Warehouse lending, which provides short-term funding to smaller, independent mortgage bankers so they can compete with the likes of larger depository banks and mortgage lenders, has dwindled since the mortgage crisis took hold.
“In the last two years, warehouse lending capacity has been dramatically reduced, from $200 billion in 2007 to between $20 and $25 billion today,” the MBA said in a release.
“Independent mortgage bankers, who represent 40 percent of mortgage origination capacity, rely on warehouse funding to close their loans. Without adequate warehouse credit, they are unable to serve their customers.”
Part of the reason warehouse lenders have pulled out of the market is because of risk-based capital (RBC) rules that treat warehouse lines of credit as commercial loans, assigning them to the 100 percent risk-weighted asset category.
As a result, banks are exiting warehouse lending to improve their risk-based capital positions, replacing warehouse assets with comparable whole mortgage loans that enjoy more favorable RBC treatment.

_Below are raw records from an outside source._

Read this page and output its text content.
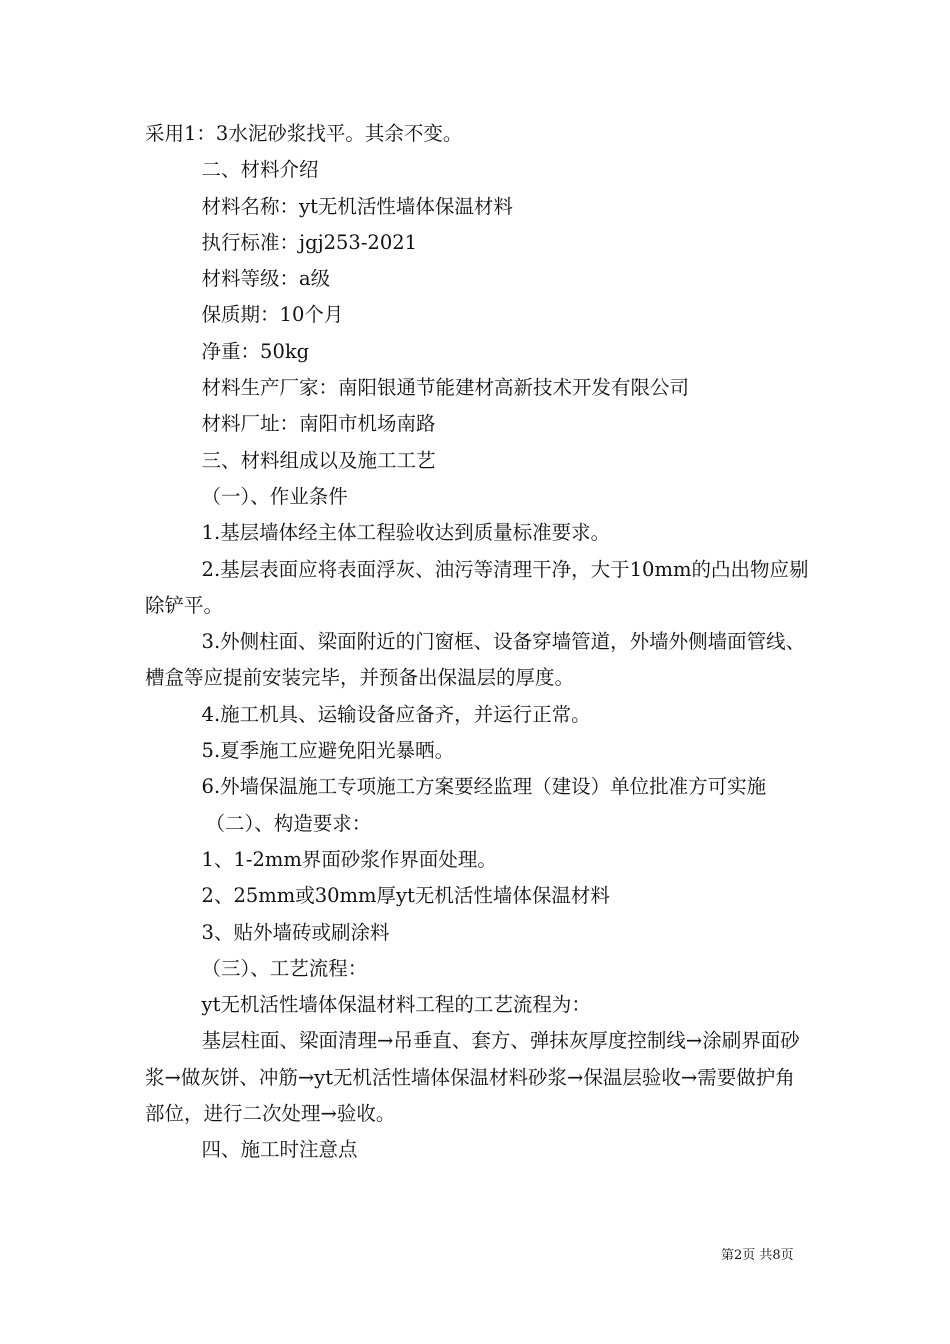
采用1：3水泥砂浆找平。其余不变。

二、材料介绍

材料名称：yt无机活性墙体保温材料

执行标准：jgj253-2021

材料等级：a级

保质期：10个月

净重：50kg

材料生产厂家：南阳银通节能建材高新技术开发有限公司

材料厂址：南阳市机场南路

三、材料组成以及施工工艺

（一）、作业条件

1.基层墙体经主体工程验收达到质量标准要求。

2.基层表面应将表面浮灰、油污等清理干净，大于10mm的凸出物应剔除铲平。

3.外侧柱面、梁面附近的门窗框、设备穿墙管道，外墙外侧墙面管线、槽盒等应提前安装完毕，并预备出保温层的厚度。

4.施工机具、运输设备应备齐，并运行正常。

5.夏季施工应避免阳光暴晒。

6.外墙保温施工专项施工方案要经监理（建设）单位批准方可实施

（二）、构造要求：

1、1-2mm界面砂浆作界面处理。

2、25mm或30mm厚yt无机活性墙体保温材料

3、贴外墙砖或刷涂料

（三）、工艺流程：

yt无机活性墙体保温材料工程的工艺流程为：

基层柱面、梁面清理→吊垂直、套方、弹抹灰厚度控制线→涂刷界面砂浆→做灰饼、冲筋→yt无机活性墙体保温材料砂浆→保温层验收→需要做护角部位，进行二次处理→验收。

四、施工时注意点

第2页 共8页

To resolve this problem, the MBA has suggested the new risk-weightings be slashed so they’re essentially aligned with risks comparable to conventional loan and government-insured mortgage exposures.
The proposal focuses on the GSEs, along with FHA loans and VA loans; the MBA is also crafting a solution for private label residential, commercial, and multifamily loans to address the warehouse line shortage.
In 2007, there were approximately 90 warehouse lenders in operation; today, roughly 10 warehouse lenders remain.
Mortgage brokers, who have essentially been shut out of the market in the past year, have turned to mortgage banking as a viable funding alternative.